The IAEA, in cooperation with the FAO, supports countries, including Sudan, in adapting their agricultural practices to climate change. “Climate change causes increasingly significant damage to agriculture, putting food production at risk in various parts of the world including Sudan,” said Fatma Sarsu, plant breeder and geneticist at the Joint FAO/IAEA Division of Nuclear Techniques in Food and Agriculture. “Increasing agricultural production and productivity, in addition to adapting crops to variations in climate, is critical to ensuring food and nutrition security. Our collaborative work was to contribute to crop adaptation to climate change in Sudan through the development of a new peanut variety.”

Support, delivered through the IAEA’s technical cooperation programme, included fellowships, trainings and equipment, such as a rainout shelter and sprinkler irrigation system. The IAEA also supported Sudan by dispatching international experts to assist with the development, evaluation and selection of an improved peanut variety.

A participatory approach

Researchers were in charge of developing several potential varieties, but it was up to farmers to decide which ones worked best in their fields.

“We included farmers in the research process from the early stages so they could actually select the variety that best fits their needs,” said Abdalla. This demand-driven research process also leads to a better chance of farmers adopting and using the variety once it’s developed, he added.

Farmers tested several peanut varieties across seven villages in North Kordofan state, one of the most vulnerable to drought in Sudan, monitoring them with researchers over four years to assess the outcome.

They were looking for certain desirable traits such as high and stable yields under various climate conditions and tolerance to terminal drought, the most common type of drought in the region where dry spells coincide with the end of the growing season when the peanut plants are nearly mature.
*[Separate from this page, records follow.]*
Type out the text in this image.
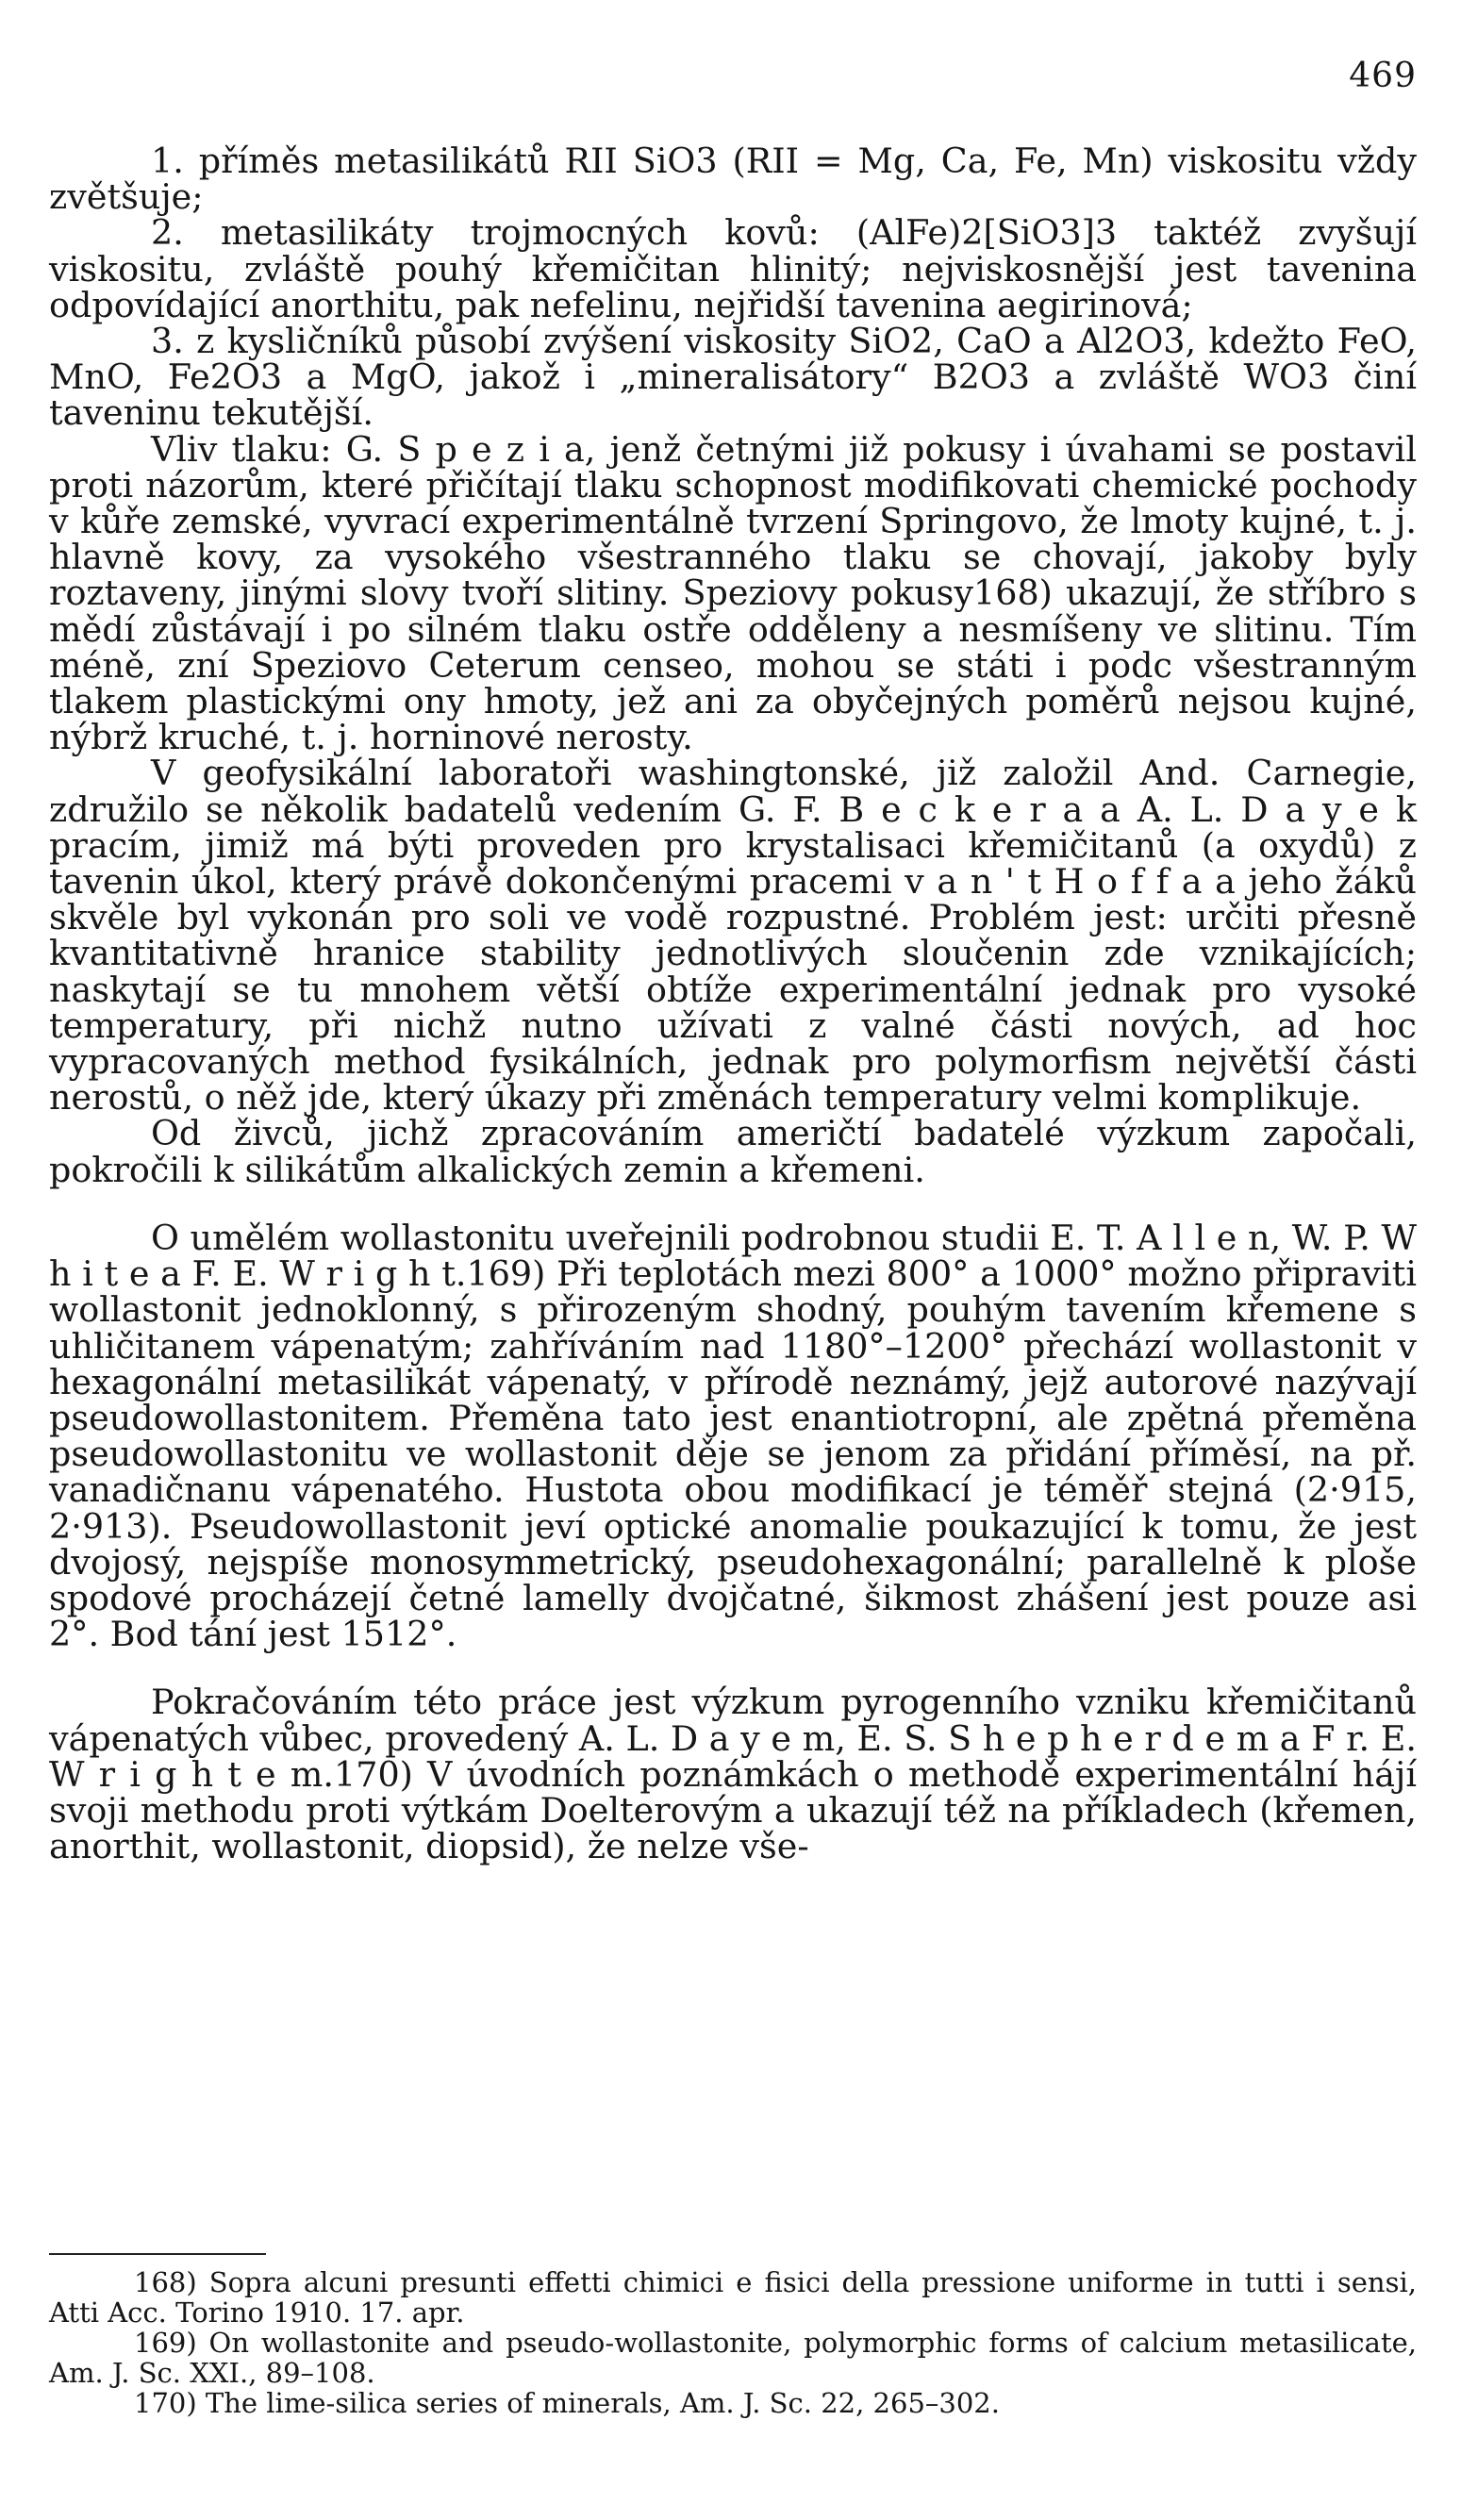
469

1. příměs metasilikátů RII SiO3 (RII = Mg, Ca, Fe, Mn) viskositu vždy zvětšuje;

2. metasilikáty trojmocných kovů: (AlFe)2[SiO3]3 taktéž zvyšují viskositu, zvláště pouhý křemičitan hlinitý; nejviskosnější jest tavenina odpovídající anorthitu, pak nefelinu, nejřidší tavenina aegirinová;

3. z kysličníků působí zvýšení viskosity SiO2, CaO a Al2O3, kdežto FeO, MnO, Fe2O3 a MgO, jakož i „mineralisátory“ B2O3 a zvláště WO3 činí taveninu tekutější.

Vliv tlaku: G. S p e z i a, jenž četnými již pokusy i úvahami se postavil proti názorům, které přičítají tlaku schopnost modifikovati chemické pochody v kůře zemské, vyvrací experimentálně tvrzení Springovo, že lmoty kujné, t. j. hlavně kovy, za vysokého všestranného tlaku se chovají, jakoby byly roztaveny, jinými slovy tvoří slitiny. Speziovy pokusy168) ukazují, že stříbro s mědí zůstávají i po silném tlaku ostře odděleny a nesmíšeny ve slitinu. Tím méně, zní Speziovo Ceterum censeo, mohou se státi i podc všestranným tlakem plastickými ony hmoty, jež ani za obyčejných poměrů nejsou kujné, nýbrž kruché, t. j. horninové nerosty.

V geofysikální laboratoři washingtonské, již založil And. Carnegie, združilo se několik badatelů vedením G. F. B e c k e r a a A. L. D a y e k pracím, jimiž má býti proveden pro krystalisaci křemičitanů (a oxydů) z tavenin úkol, který právě dokončenými pracemi v a n ' t H o f f a a jeho žáků skvěle byl vykonán pro soli ve vodě rozpustné. Problém jest: určiti přesně kvantitativně hranice stability jednotlivých sloučenin zde vznikajících; naskytají se tu mnohem větší obtíže experimentální jednak pro vysoké temperatury, při nichž nutno užívati z valné části nových, ad hoc vypracovaných method fysikálních, jednak pro polymorfism největší části nerostů, o něž jde, který úkazy při změnách temperatury velmi komplikuje.

Od živců, jichž zpracováním američtí badatelé výzkum započali, pokročili k silikátům alkalických zemin a křemeni.

O umělém wollastonitu uveřejnili podrobnou studii E. T. A l l e n, W. P. W h i t e a F. E. W r i g h t.169) Při teplotách mezi 800° a 1000° možno připraviti wollastonit jednoklonný, s přirozeným shodný, pouhým tavením křemene s uhličitanem vápenatým; zahříváním nad 1180°–1200° přechází wollastonit v hexagonální metasilikát vápenatý, v přírodě neznámý, jejž autorové nazývají pseudowollastonitem. Přeměna tato jest enantiotropní, ale zpětná přeměna pseudowollastonitu ve wollastonit děje se jenom za přidání příměsí, na př. vanadičnanu vápenatého. Hustota obou modifikací je téměř stejná (2·915, 2·913). Pseudowollastonit jeví optické anomalie poukazující k tomu, že jest dvojosý, nejspíše monosymmetrický, pseudohexagonální; parallelně k ploše spodové procházejí četné lamelly dvojčatné, šikmost zhášení jest pouze asi 2°. Bod tání jest 1512°.

Pokračováním této práce jest výzkum pyrogenního vzniku křemičitanů vápenatých vůbec, provedený A. L. D a y e m, E. S. S h e p h e r d e m a F r. E. W r i g h t e m.170) V úvodních poznámkách o methodě experimentální hájí svoji methodu proti výtkám Doelterovým a ukazují též na příkladech (křemen, anorthit, wollastonit, diopsid), že nelze vše-

168) Sopra alcuni presunti effetti chimici e fisici della pressione uniforme in tutti i sensi, Atti Acc. Torino 1910. 17. apr.

169) On wollastonite and pseudo-wollastonite, polymorphic forms of calcium metasilicate, Am. J. Sc. XXI., 89–108.

170) The lime-silica series of minerals, Am. J. Sc. 22, 265–302.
In the end, the farmers and researchers came to the same conclusion: Tafra-1 was the clear winner, favoured for its tolerance to drought and ability to produce high yields with little rain.
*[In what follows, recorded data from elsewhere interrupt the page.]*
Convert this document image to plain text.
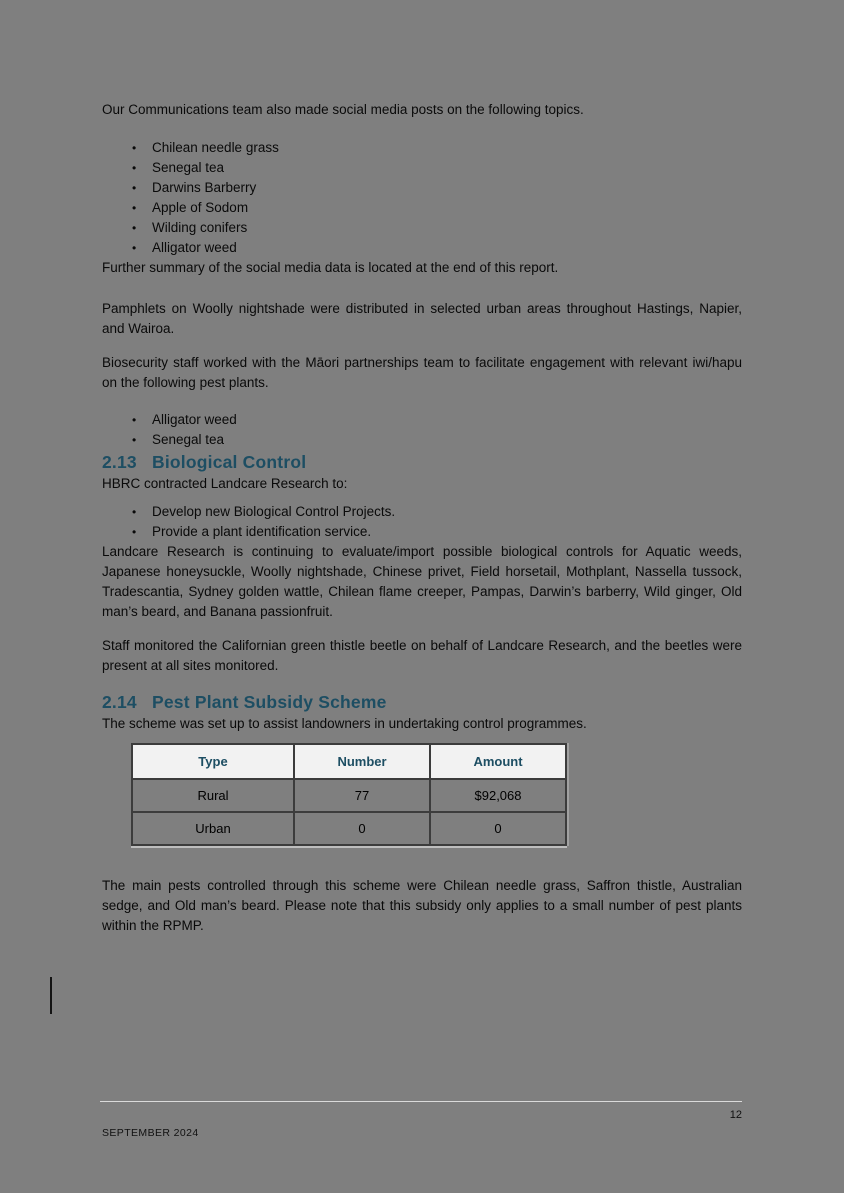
Our Communications team also made social media posts on the following topics.

• Chilean needle grass
• Senegal tea
• Darwins Barberry
• Apple of Sodom
• Wilding conifers
• Alligator weed

Further summary of the social media data is located at the end of this report.

Pamphlets on Woolly nightshade were distributed in selected urban areas throughout Hastings, Napier, and Wairoa.

Biosecurity staff worked with the Māori partnerships team to facilitate engagement with relevant iwi/hapu on the following pest plants.

• Alligator weed
• Senegal tea
2.13 Biological Control

HBRC contracted Landcare Research to:

• Develop new Biological Control Projects.
• Provide a plant identification service.

Landcare Research is continuing to evaluate/import possible biological controls for Aquatic weeds, Japanese honeysuckle, Woolly nightshade, Chinese privet, Field horsetail, Mothplant, Nassella tussock, Tradescantia, Sydney golden wattle, Chilean flame creeper, Pampas, Darwin’s barberry, Wild ginger, Old man’s beard, and Banana passionfruit.

Staff monitored the Californian green thistle beetle on behalf of Landcare Research, and the beetles were present at all sites monitored.

2.14 Pest Plant Subsidy Scheme

The scheme was set up to assist landowners in undertaking control programmes.

Type	Number	Amount
Rural	77	$92,068
Urban	0	0

The main pests controlled through this scheme were Chilean needle grass, Saffron thistle, Australian sedge, and Old man’s beard. Please note that this subsidy only applies to a small number of pest plants within the RPMP.

12
SEPTEMBER 2024
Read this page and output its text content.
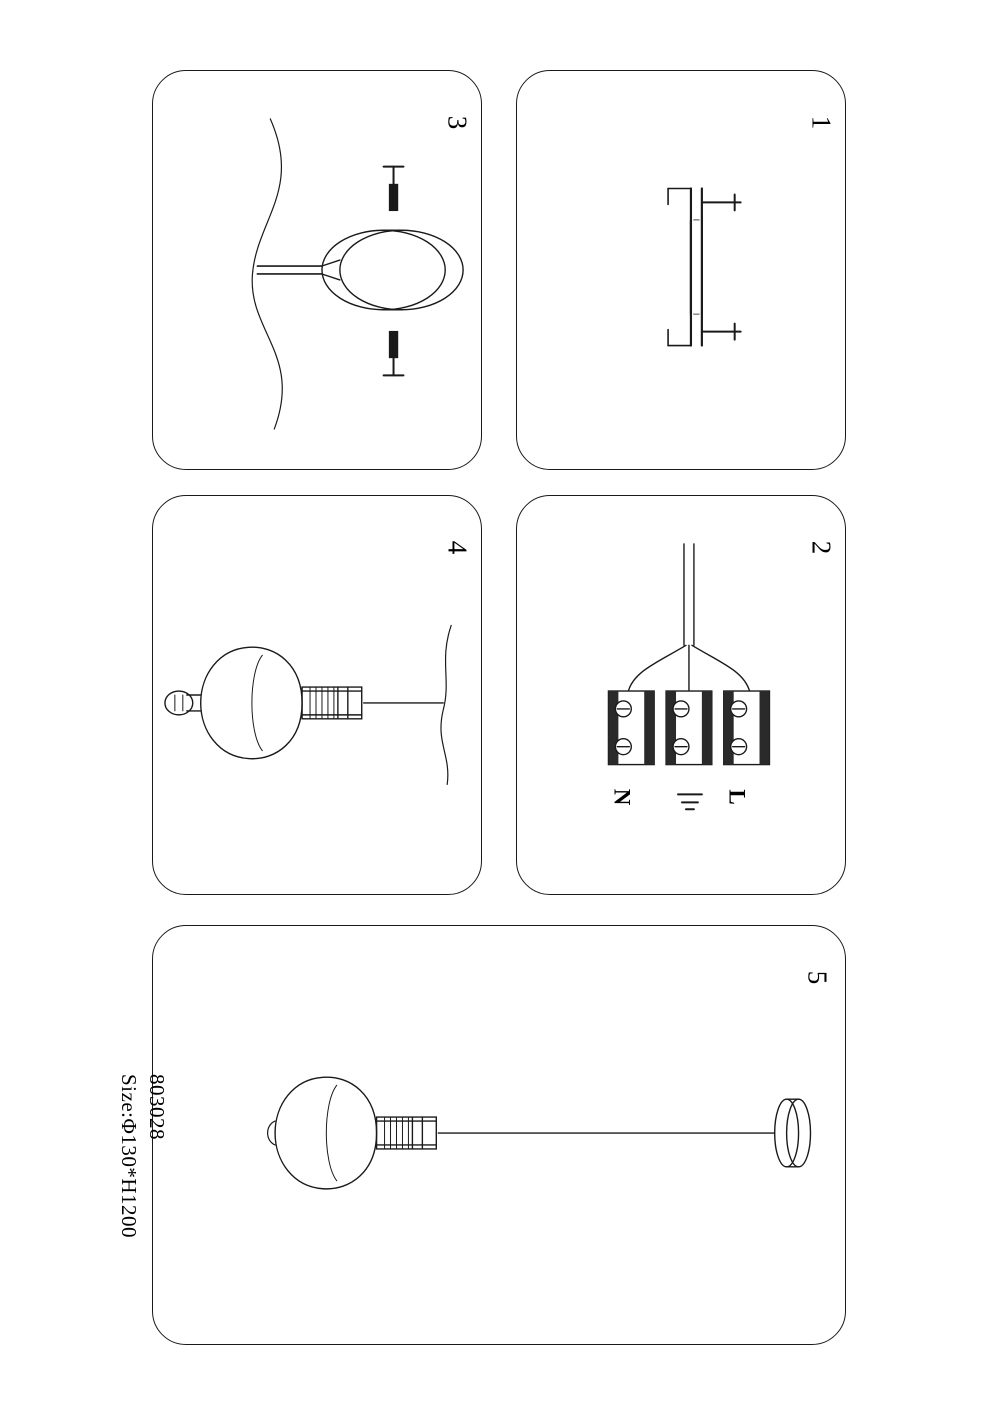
1
3
2
N	L
4
5
803028
Size:Φ130*H1200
Benefitting farmers and the economy

The new variety can grow with less than 250 mm of rain per year compared to the 350 mm needed for the traditional one, Abadalla said. It also produces yields which are 11% higher on average than the traditional variety — 1024 kg/ha versus 926 kg/ha — and in some locations, yields have risen by as much as 27% in tests during the last three years.

Higher yields mean higher incomes for Sudan’s small-scale farmers, who make up close to 12% of the country’s total population. Yield estimates across multiple growing seasons and locations indicate that using the new variety, peanut farmers could make up to US $28 more per hectare per harvest. This is a significant increase given that a farmer’s average income from a single season of peanut is roughly US $26 per hectare.

Eight hectares of the variety have been planted at present, while the Ministry of Agriculture and Forestry works to multiply the seeds for large-scale use, Abdalla said. In the meantime, the variety’s high performance has prompted farmers to start multiplying seeds on their own.

But it won’t be long before there are plenty of these seeds to go around.

“In 2020, we will give seeds to 100 farmers,” Abdalla said. “But in only three years, we expect to have multiplied enough seeds to supply all 230 000 potential groundnut farmers in North Kordofan State. We will then be able to produce enough for domestic consumption and the external market.”

In the meantime, the IAEA programme is continuing projects in the country to help further improve crop productivity and the livelihoods of small-scale farmers in drought-prone areas. “We are very pleased with the success of this new groundnut variety, but further multiplying the variety and expanding outreach is vitally important to scale up impact on livelihoods,” said Solomon Haile, the IAEA Programme Management Officer responsible for Sudan.